In reality, the Palazzo was really only finished right after the war when Vitaliano X (1892-1982) had the north façade and the large harbour at the upper end of the island completed, and especially because he terminated construction on the great hall based on the designs and large wood model created in 1871.
The aspect the island was intended to have - a vessel on the waters of the lake - was pursued and completed despite the lengthy works. Indeed, the overall complex on Isola Bella (including the Palazzo and the charming Italian gardens) is elegant and harmonious.
The Palazzo was built on the north-west point of the island and is characterised by a majestic façade some 80 metres long, in the middle of which is the Salone d’onore (Hall of Honour). It develops as a curvilinear projection two floors high.

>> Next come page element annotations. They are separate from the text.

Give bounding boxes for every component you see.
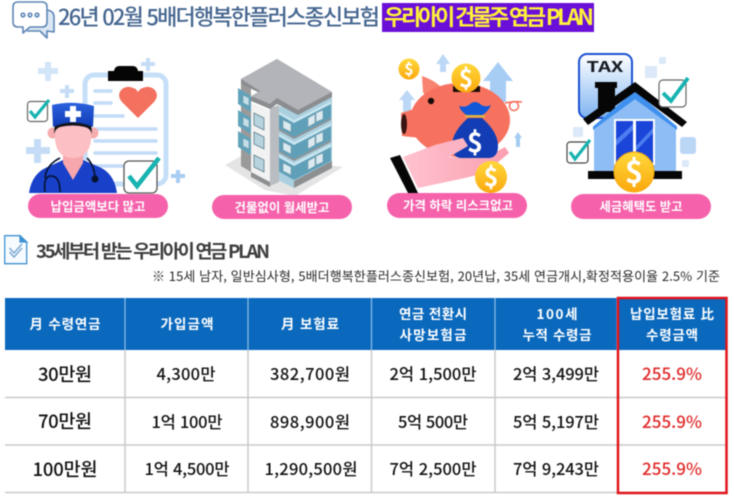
row: 100만원: 7억 2,500만 — [390, 456, 476, 480]
red highlight box — [618, 298, 726, 493]
title: 26년 02월 5배더행복한플러스종신보험 — [58, 0, 380, 32]
row: 100만원: 7억 9,243만 — [513, 456, 599, 480]
stair column — [251, 103, 279, 187]
icon: coins: $ — [459, 59, 473, 94]
row: 100만원: 1억 4,500만 — [144, 456, 230, 480]
row: 70만원: 898,900원 — [270, 409, 350, 433]
icon: decorative plus signs — [26, 58, 185, 183]
house body — [583, 82, 687, 179]
table header — [5, 298, 727, 350]
label pill: 세금혜택도 받고 — [571, 194, 711, 219]
row: 70만원 — [38, 408, 702, 434]
panel: building illustration — [225, 59, 343, 196]
decorative squares — [573, 57, 696, 167]
table header: 月 보험료 — [281, 313, 339, 333]
table header: 사망보험금 — [400, 324, 466, 344]
row: 30만원 — [38, 360, 702, 387]
row: 100만원: 1,290,500원 — [264, 456, 358, 480]
icon: checkbox small — [28, 100, 49, 122]
chimney — [595, 82, 617, 112]
table header: 100세 — [536, 303, 578, 323]
nurse figure — [29, 103, 117, 193]
row: 70만원: 1억 100만 — [152, 409, 222, 433]
label pill: 납입금액보다 많고 — [28, 194, 168, 218]
hand — [390, 138, 509, 193]
section heading: 35세부터 받는 우리아이 연금 PLAN — [36, 238, 270, 264]
label pill: 건물없이 월세받고 — [212, 195, 352, 219]
row: 30만원: 2억 1,500만 — [390, 361, 476, 385]
table header: 가입금액 — [160, 313, 214, 333]
label pill: 건물없이 월세받고: 건물없이 월세받고 — [234, 197, 330, 216]
panel: piggy bank illustration — [390, 54, 522, 194]
table grid lines — [5, 350, 727, 493]
icon: coin: $ — [625, 147, 643, 192]
icon: coins — [398, 56, 507, 194]
label pill: 세금혜택도 받고: 세금혜택도 받고 — [600, 196, 682, 215]
row: 70만원: 70만원 — [38, 408, 92, 434]
row: 100만원: 255.9% — [642, 455, 702, 480]
icon: checkbox left — [567, 140, 590, 163]
icon: coins: $ — [404, 56, 414, 80]
row: 30만원: 30만원 — [38, 361, 92, 387]
table header: 납입보험료 比 — [630, 303, 714, 323]
footnote: ※ 15세 남자, 일반심사형, 5배더행복한플러스종신보험, 20년납, 35세 연금개시,확정적용이율 2.5% 기준 — [152, 266, 720, 285]
arrows — [399, 54, 522, 147]
ground shadow — [225, 154, 343, 196]
row: 30만원: 4,300만 — [156, 361, 216, 385]
icon: checkbox right — [659, 78, 688, 107]
icon: document check — [5, 236, 27, 264]
table header: 연금 전환시 — [399, 303, 467, 323]
table — [5, 298, 727, 493]
icon: coins: $ — [484, 158, 498, 194]
money bag: $ — [467, 121, 483, 160]
piggy body — [401, 76, 522, 157]
clipboard — [85, 66, 166, 184]
row: 30만원: 382,700원 — [270, 361, 350, 385]
icon: checkbox large — [124, 158, 159, 193]
right wing — [278, 97, 332, 188]
panel: nurse illustration — [26, 58, 185, 193]
TAX sign: TAX — [586, 56, 624, 77]
row: 30만원: 2억 3,499만 — [513, 361, 599, 385]
row: 70만원: 5억 500만 — [398, 409, 468, 433]
left wing — [238, 80, 251, 172]
row: 100만원: 100만원 — [32, 456, 98, 482]
row: 100만원 — [32, 455, 702, 482]
table header: 누적 수령금 — [522, 324, 592, 344]
label pill: 가격 하락 리스크없고 — [387, 193, 527, 218]
label pill: 납입금액보다 많고: 납입금액보다 많고 — [50, 196, 146, 215]
icon: speech bubbles — [13, 2, 54, 38]
title highlight: 우리아이 건물주 연금 PLAN — [384, 0, 594, 32]
table header: 月 수령연금 — [30, 313, 100, 333]
row: 30만원: 255.9% — [642, 360, 702, 385]
row: 70만원: 255.9% — [642, 408, 702, 433]
roof — [241, 59, 332, 115]
row: 70만원: 5억 5,197만 — [513, 409, 599, 433]
panel: tax house illustration — [567, 54, 696, 192]
label pill: 가격 하락 리스크없고: 가격 하락 리스크없고 — [403, 195, 513, 214]
table header: 수령금액 — [646, 324, 698, 344]
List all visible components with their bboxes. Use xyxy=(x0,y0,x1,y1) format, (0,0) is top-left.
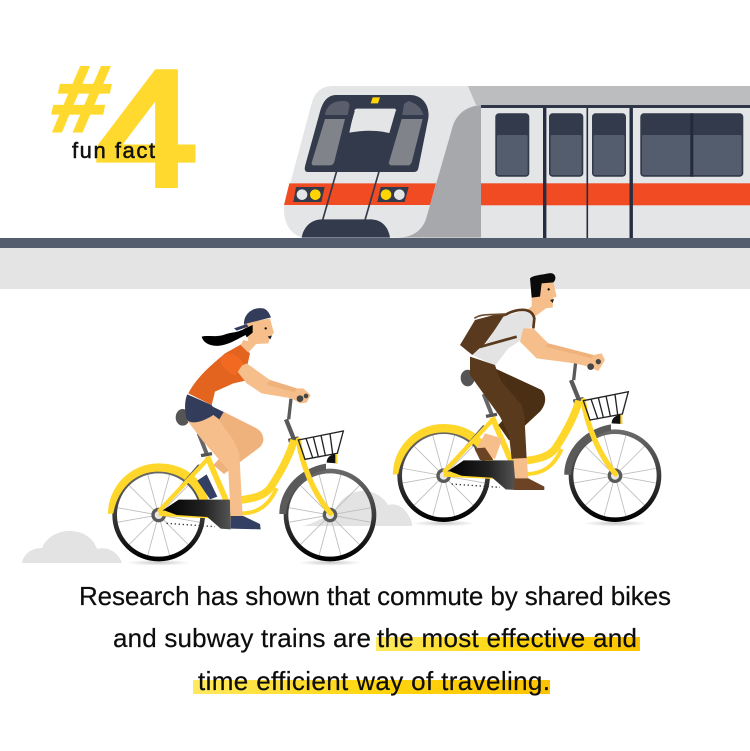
heading: #4 fun fact xyxy=(46,37,197,219)
body text: time efficient way of traveling. xyxy=(198,666,550,696)
cloud behind bike xyxy=(303,491,412,526)
highlight marks xyxy=(193,637,640,694)
rail track xyxy=(0,238,750,248)
train carriage xyxy=(481,105,750,238)
man rider xyxy=(460,273,605,490)
fun fact label: fun fact xyxy=(72,138,155,163)
hash sign: # xyxy=(46,50,117,150)
woman rider xyxy=(185,308,311,529)
train roof xyxy=(468,86,750,105)
cyclist: woman xyxy=(108,308,374,566)
train front cab xyxy=(284,86,481,238)
numeral 4: 4 xyxy=(96,37,197,219)
clouds xyxy=(22,491,412,563)
bike: man's xyxy=(393,356,659,526)
subway train xyxy=(284,86,750,238)
body text: Research has shown that commute by shared bikes xyxy=(79,581,671,611)
body text xyxy=(79,581,671,696)
body text: and subway trains are xyxy=(113,623,371,653)
platform xyxy=(0,248,750,289)
body text: the most effective and xyxy=(377,623,637,653)
bike: woman's xyxy=(108,395,374,566)
cyclist: man xyxy=(393,273,659,526)
cloud left xyxy=(22,531,122,563)
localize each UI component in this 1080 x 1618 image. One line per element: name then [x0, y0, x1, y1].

The structure then extends towards the middle of the island perpendicularly to this portion, the whole thus taking the shape of a T.
All the main halls are on the first of the four floors making up the building, and unwind about the Great Hall, whose dome-shaped roof and decorations were only completed (based on the original project) between 1948-1959.
The noble floor - an area dedicated to receiving and representation - is the location of the neoclassical dance hall, also known as the Sala delle Colonne (Hall of Columns) or Sala della Musica (Hall of Music), which owes its name to the valuable music instruments displayed, and to the Sala delle Medaglie (Hall of Medals), where 10 gilded wooden medals are kept representing the most important events in the life of San Carlo Borromeo. Also on this floor is the Galleria degli Arazzi (Gallery of Tapestries), which contains six valuable 16th-century Flemish tapestries. Its barrel vault is decorated with gold ceiling roses against a white background. In past times there was also a theatre (later destroyed) to entertain owners and guests, where comedies and dramas were performed.
Lastly, the artificial grottos (access to which is through a 17th-century helicoidal stairway) are very interesting as they evoke marine environments. One of the rooms has the prehistoric dugout canoe found in Angera at the end of the 19th century.